Two separate but simultaneous shows—Camille Rose Garcia’s La Danse Macabre and Peter Ferguson’s Fire in the Maproom!— are in their final week at Roq La Rue. Garcia’s work blends primarily twentieth century cartoon iconography (Disney, Fleischer, Van Beuren) with a dark dayglo palette that looks poisonous to the touch. Ferguson uses a muted neutral palette in his compositions that draw from early Americana, literary illustration, weird fiction and even a few nods to Dutch masters. The juxtaposition covers a lot of historical ground and works strangely well, most of all because of the strong characterization and all over compositions in both artists work. Despite how polarized certain aspects of the aesthetics are, these distinct pieces play well with others in one space.
Each of Garcia’s paintings is a fever dream in bold, sinuous strokes, full of teeth and ghosts, smoking pipes and cadaverous ladies. These are forms familiar to us, forms that were first born during war time, the Great Depression and the hangover of 1920s decadence. Those desaturated spectacles were made to appeal to adults and children alike, seductive to the eye, featuring characters that were violent and indestructible. There is still something playful and universally appealing about Garcia’s works, but her phantasms are individually not at all playful. They are grim, garish, predatory specters from the infancy of moving pictures, from a time that is as socially, politically and economically relevant as ever.
Ferguson’s inspirations reach back just a little further, pulled from the late 1800s especially, when European colonialism was peaking, science was beginning to undo superstition, terrestrial exploration was coming to (what was perceived in Europe and colonial America) its last frontiers, causing an ecumenical unraveling of longstanding ideas and cultures that were being reintegrated into each other in a motley, often volatile way. It was a time of ghastly and naive contradictions that in hindsight are abominable to some and romantic to others. Ferguson allows for both, bonding soldiers of imagined nations in tearful embraces, putting cryptic creatures in parlors and foyers, and putting humans on the edge of the wilderness with menacing forces on nature. He does so with exquisite technique and references to old masters, most notably in “Hunter,” which compositionally references Bruegel’s “The Hunters in Snow.” In Bruegel’s painting, the hunters are obviously the figures in the foreground trudging home. With Ferguson, the eponymous hunter is more open to interpretation.
The periods referenced by Garcia and Ferguson (and many other painters categorized as Pop Surrealists) were notably periods when art was being rapidly redefined by secessionist movements, the avant-garde and popular entertainment.

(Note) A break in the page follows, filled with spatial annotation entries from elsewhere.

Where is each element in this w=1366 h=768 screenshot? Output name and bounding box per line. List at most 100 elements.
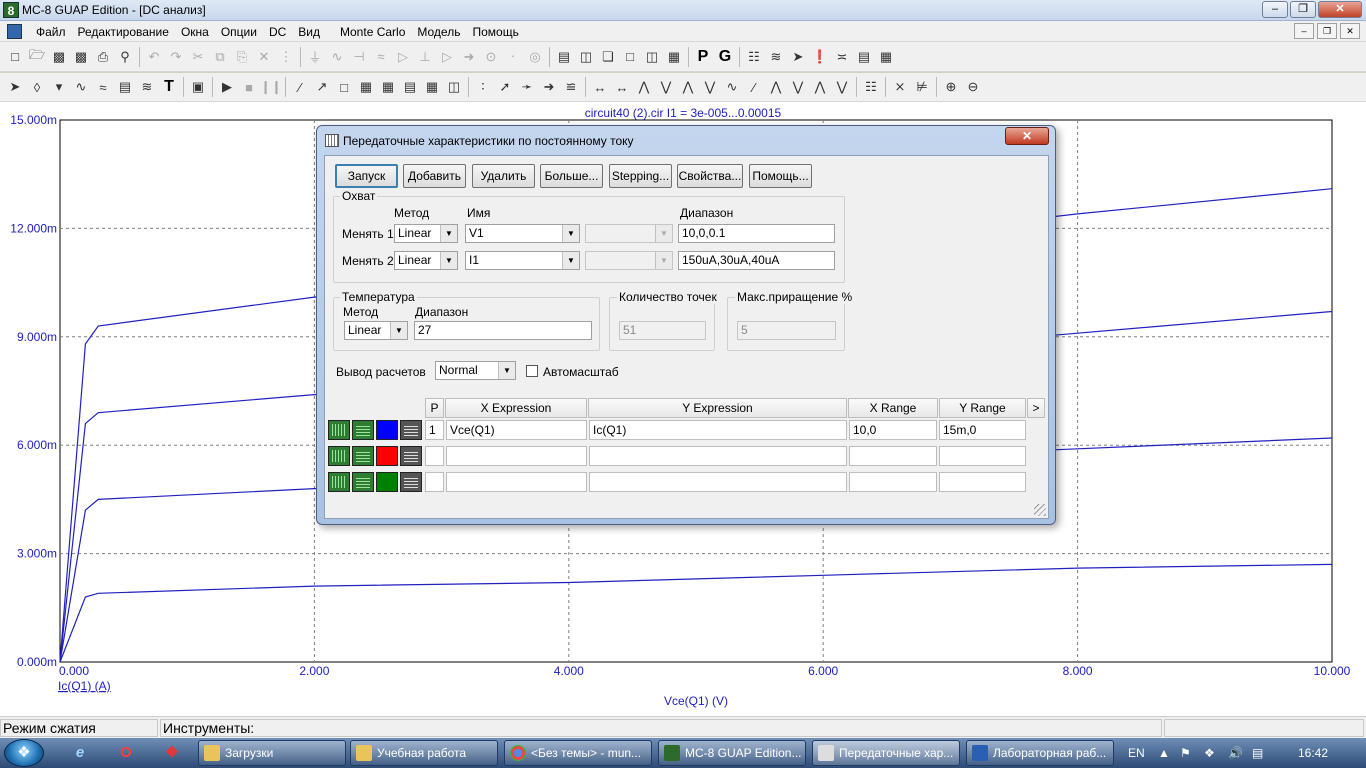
new-icon[interactable]: □ bbox=[4, 46, 26, 68]
print-preview-icon[interactable]: ⚲ bbox=[114, 46, 136, 68]
table-scroll-right[interactable]: > bbox=[1027, 398, 1045, 418]
sweep2-param-select[interactable]: ▼ bbox=[585, 251, 673, 270]
dropbox-icon[interactable]: ❖ bbox=[1204, 738, 1215, 768]
plot-props-icon[interactable]: ▦ bbox=[875, 46, 897, 68]
low-icon[interactable]: ⋁ bbox=[699, 76, 721, 98]
switch-icon[interactable]: ➜ bbox=[458, 46, 480, 68]
cascade-icon[interactable]: ❏ bbox=[597, 46, 619, 68]
add-button[interactable]: Добавить bbox=[403, 164, 466, 188]
waveform-icon[interactable]: ≋ bbox=[765, 46, 787, 68]
menu-monte-carlo[interactable]: Monte Carlo bbox=[334, 25, 411, 39]
sweep2-method-select[interactable]: Linear ▼ bbox=[394, 251, 458, 270]
vgrid-icon[interactable]: ◫ bbox=[443, 76, 465, 98]
row3-p-cell[interactable] bbox=[425, 472, 444, 492]
stop-icon[interactable]: ■ bbox=[238, 76, 260, 98]
row2-y-range-cell[interactable] bbox=[939, 446, 1026, 466]
run-icon[interactable]: ▶ bbox=[216, 76, 238, 98]
task-microcap[interactable]: MC-8 GUAP Edition... bbox=[658, 740, 806, 766]
line-style-icon[interactable] bbox=[352, 472, 374, 492]
task-chrome[interactable]: <Без темы> - mun... bbox=[504, 740, 652, 766]
window-tile-h-icon[interactable]: ▤ bbox=[553, 46, 575, 68]
cursor-left-icon[interactable]: ↔ bbox=[589, 76, 611, 98]
menu-file[interactable]: Файл bbox=[30, 25, 72, 39]
zoom-in-icon[interactable]: ⊕ bbox=[940, 76, 962, 98]
menu-model[interactable]: Модель bbox=[411, 25, 466, 39]
task-dialog[interactable]: Передаточные хар... bbox=[812, 740, 960, 766]
select-arrow-icon[interactable]: ➤ bbox=[4, 76, 26, 98]
y-axis-icon[interactable]: ⊭ bbox=[911, 76, 933, 98]
mdi-close-button[interactable]: ✕ bbox=[1340, 23, 1360, 39]
save-as-icon[interactable]: ▩ bbox=[70, 46, 92, 68]
inductor-icon[interactable]: ≈ bbox=[370, 46, 392, 68]
min-icon[interactable]: ⋁ bbox=[787, 76, 809, 98]
resize-grip-icon[interactable] bbox=[1034, 504, 1046, 516]
plot-group-icon[interactable] bbox=[328, 446, 350, 466]
dialog-close-button[interactable]: ✕ bbox=[1005, 127, 1049, 145]
cut-icon[interactable]: ✂ bbox=[187, 46, 209, 68]
bottom-icon[interactable]: ⋁ bbox=[831, 76, 853, 98]
temperature-method-select[interactable]: Linear ▼ bbox=[344, 321, 408, 340]
opera-icon[interactable]: O bbox=[108, 741, 144, 765]
select-all-icon[interactable]: ⋮ bbox=[275, 46, 297, 68]
save-icon[interactable]: ▩ bbox=[48, 46, 70, 68]
grid-style-icon[interactable] bbox=[400, 472, 422, 492]
waveform-icon[interactable]: ≋ bbox=[136, 76, 158, 98]
language-indicator[interactable]: EN bbox=[1128, 738, 1145, 768]
shape-icon[interactable]: ◊ bbox=[26, 76, 48, 98]
line-style-icon[interactable] bbox=[352, 446, 374, 466]
scale-icon[interactable]: ∿ bbox=[70, 76, 92, 98]
hgrid-icon[interactable]: ▤ bbox=[399, 76, 421, 98]
undo-icon[interactable]: ↶ bbox=[143, 46, 165, 68]
battery-icon[interactable]: ⊥ bbox=[414, 46, 436, 68]
text-tool-icon[interactable]: T bbox=[158, 76, 180, 98]
stepping-button[interactable]: Stepping... bbox=[609, 164, 672, 188]
row2-x-range-cell[interactable] bbox=[849, 446, 937, 466]
points-input[interactable]: 51 bbox=[619, 321, 706, 340]
valley-icon[interactable]: ⋁ bbox=[655, 76, 677, 98]
menu-dc[interactable]: DC bbox=[263, 25, 292, 39]
cursor-value-icon[interactable]: ▤ bbox=[853, 46, 875, 68]
network-icon[interactable]: ▤ bbox=[1252, 738, 1263, 768]
delete-icon[interactable]: ✕ bbox=[253, 46, 275, 68]
redo-icon[interactable]: ↷ bbox=[165, 46, 187, 68]
properties-icon[interactable]: ▣ bbox=[187, 76, 209, 98]
row1-y-range-cell[interactable]: 15m,0 bbox=[939, 420, 1026, 440]
menu-windows[interactable]: Окна bbox=[175, 25, 215, 39]
diode-icon[interactable]: ▷ bbox=[392, 46, 414, 68]
signal-icon[interactable]: ≈ bbox=[92, 76, 114, 98]
grid-icon[interactable]: ▦ bbox=[355, 76, 377, 98]
properties-button[interactable]: Свойства... bbox=[677, 164, 743, 188]
max-icon[interactable]: ⋀ bbox=[765, 76, 787, 98]
tag-icon[interactable]: ➚ bbox=[494, 76, 516, 98]
arrow-line-icon[interactable]: ↗ bbox=[311, 76, 333, 98]
ie-icon[interactable]: e bbox=[62, 741, 98, 765]
row1-p-cell[interactable]: 1 bbox=[425, 420, 444, 440]
start-button[interactable]: ❖ bbox=[4, 739, 44, 767]
bold-grid-icon[interactable]: ▦ bbox=[421, 76, 443, 98]
window-icon[interactable]: □ bbox=[619, 46, 641, 68]
grid-style-icon[interactable] bbox=[400, 420, 422, 440]
rectangle-icon[interactable]: □ bbox=[333, 76, 355, 98]
tag-left-icon[interactable]: ➛ bbox=[516, 76, 538, 98]
tray-expand-icon[interactable]: ▲ bbox=[1158, 738, 1170, 768]
row3-x-range-cell[interactable] bbox=[849, 472, 937, 492]
sweep2-range-input[interactable]: 150uA,30uA,40uA bbox=[678, 251, 835, 270]
col-y-expr-header[interactable]: Y Expression bbox=[588, 398, 847, 418]
minor-grid-icon[interactable]: ▦ bbox=[377, 76, 399, 98]
top-icon[interactable]: ⋀ bbox=[809, 76, 831, 98]
row2-p-cell[interactable] bbox=[425, 446, 444, 466]
flag-icon[interactable]: ⚑ bbox=[1180, 738, 1191, 768]
col-x-expr-header[interactable]: X Expression bbox=[445, 398, 587, 418]
print-icon[interactable]: ⎙ bbox=[92, 46, 114, 68]
g-text-icon[interactable]: G bbox=[714, 46, 736, 68]
plot-group-icon[interactable] bbox=[328, 472, 350, 492]
menu-edit[interactable]: Редактирование bbox=[72, 25, 175, 39]
mdi-restore-button[interactable]: ❐ bbox=[1317, 23, 1337, 39]
scope-icon[interactable]: ≍ bbox=[831, 46, 853, 68]
run-button[interactable]: Запуск bbox=[335, 164, 398, 188]
line-style-icon[interactable] bbox=[352, 420, 374, 440]
volume-icon[interactable]: 🔊 bbox=[1228, 738, 1243, 768]
dropdown-arrow-icon[interactable]: ▾ bbox=[48, 76, 70, 98]
trace-icon[interactable]: ≌ bbox=[560, 76, 582, 98]
opamp-icon[interactable]: ▷ bbox=[436, 46, 458, 68]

The effect that all of this had on the arts, the formation of image culture and aesthetic theories and therefore all media and the ways we communicate—the continuing ripples of these periods cannot be understated. (Not incidentally, it is a bit of history repeating when Pop Surrealism is dismissed by established tastemakers and critics, much as those earlier (now canon) art movements were dismissed as crass and amateurish.)

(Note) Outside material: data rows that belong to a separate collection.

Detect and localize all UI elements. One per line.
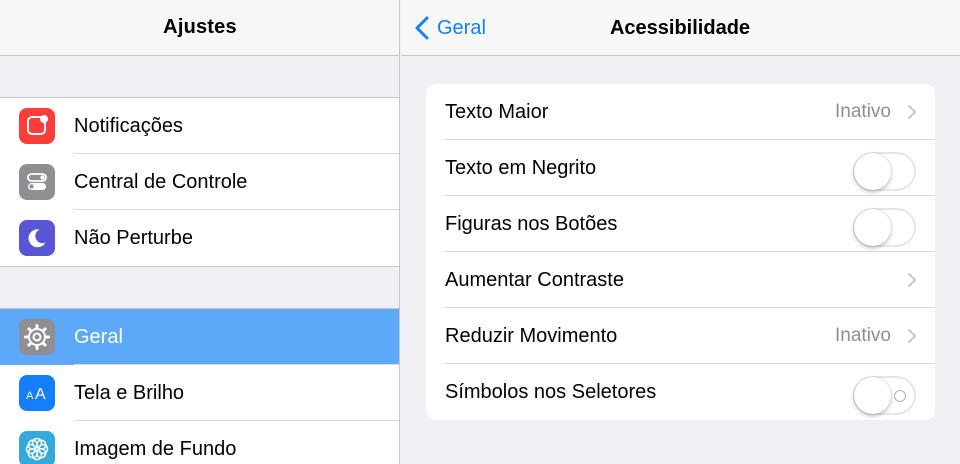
off-circle-icon: [894, 390, 906, 402]
page-title-container: Acessibilidade: [401, 0, 960, 56]
notifications-icon: [19, 108, 55, 144]
toggle-knob: [854, 153, 891, 190]
sidebar-item-label: Tela e Brilho: [74, 381, 185, 404]
chevron-right-icon: [908, 273, 916, 287]
row-reduzir-movimento[interactable]: Reduzir Movimento Inativo: [426, 308, 935, 364]
svg-text:A: A: [35, 386, 46, 403]
page-title: Acessibilidade: [609, 16, 751, 39]
sidebar-item-central-de-controle[interactable]: Central de Controle: [0, 154, 399, 210]
sidebar-group-1: Notificações Central de Controle Não Per…: [0, 97, 399, 267]
sidebar-item-label: Central de Controle: [74, 170, 248, 193]
sidebar-nav-bar: Ajustes: [0, 0, 399, 56]
row-simbolos-nos-seletores: Símbolos nos Seletores: [426, 364, 935, 420]
settings-sidebar: Ajustes Notificações Central de Controle…: [0, 0, 400, 464]
sidebar-item-label: Não Perturbe: [74, 226, 193, 249]
sidebar-item-label: Notificações: [74, 114, 183, 137]
row-value: Inativo: [835, 325, 891, 346]
control-center-icon: [19, 164, 55, 200]
row-texto-em-negrito: Texto em Negrito: [426, 140, 935, 196]
on-off-labels-toggle[interactable]: [853, 376, 916, 415]
sidebar-group-2: Geral A A Tela e Brilho Imagem de Fundo: [0, 308, 399, 464]
row-label: Texto em Negrito: [445, 156, 597, 179]
detail-pane: Geral Acessibilidade Texto Maior Inativo…: [401, 0, 960, 464]
detail-nav-bar: Geral Acessibilidade: [401, 0, 960, 56]
row-label: Aumentar Contraste: [445, 268, 624, 291]
chevron-right-icon: [908, 329, 916, 343]
row-label: Reduzir Movimento: [445, 324, 618, 347]
toggle-knob: [854, 209, 891, 246]
sidebar-item-tela-e-brilho[interactable]: A A Tela e Brilho: [0, 365, 399, 421]
accessibility-settings-list: Texto Maior Inativo Texto em Negrito Fig…: [426, 84, 935, 420]
row-texto-maior[interactable]: Texto Maior Inativo: [426, 84, 935, 140]
sidebar-item-label: Imagem de Fundo: [74, 437, 237, 460]
sidebar-title: Ajustes: [163, 16, 237, 38]
button-shapes-toggle[interactable]: [853, 208, 916, 247]
toggle-knob: [854, 377, 891, 414]
row-figuras-nos-botoes: Figuras nos Botões: [426, 196, 935, 252]
row-label: Símbolos nos Seletores: [445, 380, 657, 403]
chevron-right-icon: [908, 105, 916, 119]
sidebar-item-nao-perturbe[interactable]: Não Perturbe: [0, 210, 399, 266]
row-label: Figuras nos Botões: [445, 212, 618, 235]
row-value: Inativo: [835, 101, 891, 122]
sidebar-item-geral[interactable]: Geral: [0, 309, 399, 365]
sidebar-item-imagem-de-fundo[interactable]: Imagem de Fundo: [0, 421, 399, 464]
row-label: Texto Maior: [445, 100, 549, 123]
sidebar-item-notificacoes[interactable]: Notificações: [0, 98, 399, 154]
settings-split-view: Ajustes Notificações Central de Controle…: [0, 0, 960, 464]
bold-text-toggle[interactable]: [853, 152, 916, 191]
row-aumentar-contraste[interactable]: Aumentar Contraste: [426, 252, 935, 308]
gear-icon: [19, 319, 55, 355]
wallpaper-icon: [19, 431, 55, 464]
display-brightness-icon: A A: [19, 375, 55, 411]
moon-icon: [19, 220, 55, 256]
svg-text:A: A: [26, 390, 34, 402]
sidebar-item-label: Geral: [74, 325, 123, 348]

This ongoing evolution and the problems of modernity that are no where nearer to being solved are ripe for exploration and Garcia and Ferguson prove there is no one way to do it. Both show a gallows humor—turning the propaganda of colonialism into cheeky, surreal lampoons or taking the cheeky, surreal world of early cartoons and turning them into hallucinatory, ghoulish visions—and both do it with distinct and expert craft. It’s one-two punch to the eyes and worth checking out before it closes.
Both shows are on display through April 26 at Roq La Rue.